Plus de 12 ans après sa première publication, Israël n'a pas répondu officiellement à l'Initiative arabe et ne l'a pas sérieusement examinée. Jusqu'à aujourd'hui. Il est quasiment impossible d'écouter les nouvelles sans qu'il y soit fait référence ou que l’on assiste à un autre débat houleux à ce sujet.
Le ministre des Affaires étrangères Avigdor Lieberman l'a ouvertement présentée comme faisant partie de son plan de paix globale, le ministre des Finances Yair Lapid fait maintenant référence à une "conférence régionale" sur la base de ce texte; le Premier ministre Netanyahou insiste sur la nécessité de l'aide de partenaires régionaux plutôt que d'un processus bilatéral pour mettre fin au conflit.
La récente guerre à Gaza, l'échec de l'effort américain pour relancer un dialogue de paix bilatéral et l'hostilité internationale envers ce qui est perçu comme une réticence israélienne à s'engager sérieusement dans un processus de résolution du conflit soulèvent un intérêt soudain pour la vieille initiative. Par ailleurs, les nouvelles menaces régionales, telle que l'émergence de l'Etat islamique, ont créé une nouvelle réalité qui appelle à des alliances régionales.
Pourtant, interrogé sur des mesures concrètes prises dans ce sens, Yuval Rabin déclare: "A ma connaissance, de la part de ceux qui sont actuellement au pouvoir, il n'y en a pas.
C'est pourquoi nous appelons les gens à faire preuve d'initiative et à prendre en charge notre destin. Nous n'appelons pas aux urnes, nous ne préconisons pas de renverser le gouvernement. Nous appelons à une action et une réponse à la fois à gauche et à droite. Malheureusement, la gauche israélienne a renoncé, aussi. La plupart des lamentations sur le soi-disant 'échec' des accords d'Oslo, provient de la gauche".
Certains affirment que l'adoption d'un plan de paix régional signifiera le rejet de l'accord bilatéral d'Oslo, élaboré par son père. Ce qui irrite Yuval Rabin au plus haut point.
"Il n'y avait aucune proposition arabe à cette époque et les principes d'Oslo sont encore la meilleure offre obtenue jusqu'à présent", répond-il.
"Pourtant, l'aile droite a très bien réussi à assimiler, à tort, Oslo avec le terrorisme. Beaucoup de facteurs ont contribué aux attaques terroristes, parmi eux le massacre de 29 fidèles musulmans dans le Caveau des Patriarches par Baruch Goldstein en février 1994. Il est temps d'éliminer la rhétorique assimilant les concessions (d'Israël) avec le terrorisme.

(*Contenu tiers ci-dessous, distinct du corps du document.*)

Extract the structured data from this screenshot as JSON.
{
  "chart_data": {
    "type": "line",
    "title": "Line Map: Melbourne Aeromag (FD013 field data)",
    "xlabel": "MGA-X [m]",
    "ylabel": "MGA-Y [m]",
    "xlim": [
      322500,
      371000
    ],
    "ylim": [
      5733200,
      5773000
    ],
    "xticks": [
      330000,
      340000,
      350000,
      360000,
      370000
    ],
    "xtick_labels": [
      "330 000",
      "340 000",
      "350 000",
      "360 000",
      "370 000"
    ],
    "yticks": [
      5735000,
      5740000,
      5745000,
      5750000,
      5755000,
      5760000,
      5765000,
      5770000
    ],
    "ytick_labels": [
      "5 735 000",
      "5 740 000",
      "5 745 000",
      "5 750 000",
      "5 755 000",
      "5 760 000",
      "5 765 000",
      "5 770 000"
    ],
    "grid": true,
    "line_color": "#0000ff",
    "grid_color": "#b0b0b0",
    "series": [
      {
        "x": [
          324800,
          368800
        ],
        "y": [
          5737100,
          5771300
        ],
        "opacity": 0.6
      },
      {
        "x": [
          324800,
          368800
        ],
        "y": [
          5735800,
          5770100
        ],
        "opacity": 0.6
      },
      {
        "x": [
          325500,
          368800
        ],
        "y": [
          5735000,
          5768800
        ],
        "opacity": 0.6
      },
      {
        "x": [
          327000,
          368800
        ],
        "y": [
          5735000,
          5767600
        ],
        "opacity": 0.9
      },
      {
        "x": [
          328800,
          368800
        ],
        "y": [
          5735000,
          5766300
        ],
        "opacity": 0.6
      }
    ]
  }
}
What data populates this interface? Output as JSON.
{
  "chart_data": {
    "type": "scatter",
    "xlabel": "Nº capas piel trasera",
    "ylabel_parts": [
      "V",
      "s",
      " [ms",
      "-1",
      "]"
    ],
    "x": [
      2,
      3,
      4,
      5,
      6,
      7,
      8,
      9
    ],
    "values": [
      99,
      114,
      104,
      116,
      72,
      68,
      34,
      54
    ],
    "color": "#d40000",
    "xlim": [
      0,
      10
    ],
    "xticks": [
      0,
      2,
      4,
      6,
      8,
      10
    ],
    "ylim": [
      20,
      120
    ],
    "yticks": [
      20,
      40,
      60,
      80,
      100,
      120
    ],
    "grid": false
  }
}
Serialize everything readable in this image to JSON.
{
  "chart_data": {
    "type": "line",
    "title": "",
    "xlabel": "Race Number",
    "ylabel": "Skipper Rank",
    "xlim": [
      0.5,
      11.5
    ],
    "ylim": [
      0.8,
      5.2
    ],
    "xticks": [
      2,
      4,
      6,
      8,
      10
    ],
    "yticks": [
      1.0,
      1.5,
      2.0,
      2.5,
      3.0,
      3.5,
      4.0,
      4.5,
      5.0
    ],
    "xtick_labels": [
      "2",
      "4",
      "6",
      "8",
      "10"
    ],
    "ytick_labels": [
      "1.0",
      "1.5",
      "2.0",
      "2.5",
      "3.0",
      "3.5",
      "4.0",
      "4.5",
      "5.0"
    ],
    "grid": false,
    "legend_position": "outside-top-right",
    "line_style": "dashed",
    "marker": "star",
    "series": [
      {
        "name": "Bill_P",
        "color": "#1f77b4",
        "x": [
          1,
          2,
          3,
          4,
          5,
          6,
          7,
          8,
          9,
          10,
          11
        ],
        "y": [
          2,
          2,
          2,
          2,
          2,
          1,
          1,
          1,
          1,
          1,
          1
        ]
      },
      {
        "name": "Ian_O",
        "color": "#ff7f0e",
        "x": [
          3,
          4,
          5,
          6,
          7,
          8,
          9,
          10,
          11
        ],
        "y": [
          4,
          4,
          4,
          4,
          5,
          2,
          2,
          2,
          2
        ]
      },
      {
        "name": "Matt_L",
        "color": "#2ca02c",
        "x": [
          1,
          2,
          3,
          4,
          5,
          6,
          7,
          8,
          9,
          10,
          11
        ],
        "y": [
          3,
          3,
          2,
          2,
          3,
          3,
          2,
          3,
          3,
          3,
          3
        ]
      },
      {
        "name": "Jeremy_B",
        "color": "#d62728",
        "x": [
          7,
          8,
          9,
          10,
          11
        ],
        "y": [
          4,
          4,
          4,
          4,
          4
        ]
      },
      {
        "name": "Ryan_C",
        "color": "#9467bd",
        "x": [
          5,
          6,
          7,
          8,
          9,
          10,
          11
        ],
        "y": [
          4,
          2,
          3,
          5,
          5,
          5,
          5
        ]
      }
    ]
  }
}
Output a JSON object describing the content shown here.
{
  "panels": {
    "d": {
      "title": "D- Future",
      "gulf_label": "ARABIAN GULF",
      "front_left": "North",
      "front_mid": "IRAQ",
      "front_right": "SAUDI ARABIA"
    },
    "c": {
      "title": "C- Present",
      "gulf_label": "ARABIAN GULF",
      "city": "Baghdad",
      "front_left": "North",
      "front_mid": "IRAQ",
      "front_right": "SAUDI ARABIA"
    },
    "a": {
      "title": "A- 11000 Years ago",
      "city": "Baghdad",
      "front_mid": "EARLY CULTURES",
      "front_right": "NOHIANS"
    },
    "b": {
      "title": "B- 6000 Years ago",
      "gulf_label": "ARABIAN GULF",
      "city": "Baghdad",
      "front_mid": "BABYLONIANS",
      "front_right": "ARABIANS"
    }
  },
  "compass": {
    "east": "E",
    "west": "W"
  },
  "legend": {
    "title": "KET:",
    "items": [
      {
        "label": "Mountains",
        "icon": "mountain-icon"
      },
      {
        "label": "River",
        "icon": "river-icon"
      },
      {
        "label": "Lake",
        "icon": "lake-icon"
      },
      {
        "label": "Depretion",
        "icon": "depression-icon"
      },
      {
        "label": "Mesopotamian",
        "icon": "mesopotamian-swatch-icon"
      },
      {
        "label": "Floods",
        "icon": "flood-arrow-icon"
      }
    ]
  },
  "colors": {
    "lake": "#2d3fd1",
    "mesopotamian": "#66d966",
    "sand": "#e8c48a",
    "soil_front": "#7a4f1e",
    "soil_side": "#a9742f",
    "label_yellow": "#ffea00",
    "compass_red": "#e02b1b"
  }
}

Ce sont les risques que nous avons pris, qui se sont avérés bons pour Israël."
Koby Huberman, consultant en stratégie sur le commerce international et co-fondateur de l'Initiative de paix israélienne, met l'accent sur les avantages économiques d'un accord à l'échelle régionale.
"Cette initiative met non seulement un terme au conflit et entraîne la normalisation des relations avec la plupart des pays arabes et musulmans ainsi que des avantages économiques. De nouveaux marchés ainsi que de nouveaux touristes. Et je ne veux certainement pas employer le terme proverbial de "villa dans la jungle" pour qualifier Israël. Je veux parler d'un modèle régional de coexistence commune.
Une économie régionale stable peut garantir la paix".
Lorsque l'Initiative de paix israélienne a été publiée pour la première fois en 2011, Rabin junior et Huberman ont rencontré des centaines de responsables et activistes arabes qui font tout pour maintenir cette proposition en vie.
Récemment, les deux hommes ont reçu le message suivant d'un intellectuel arabe de premier plan:
"Je suis tellement heureux que vous organisiez ce rassemblement", écrit-il. "C'est comme si vous déposiez un bouquet de roses sur la tombe d’Yitzhak Rabin tout en nous donnant un peu de force en même temps."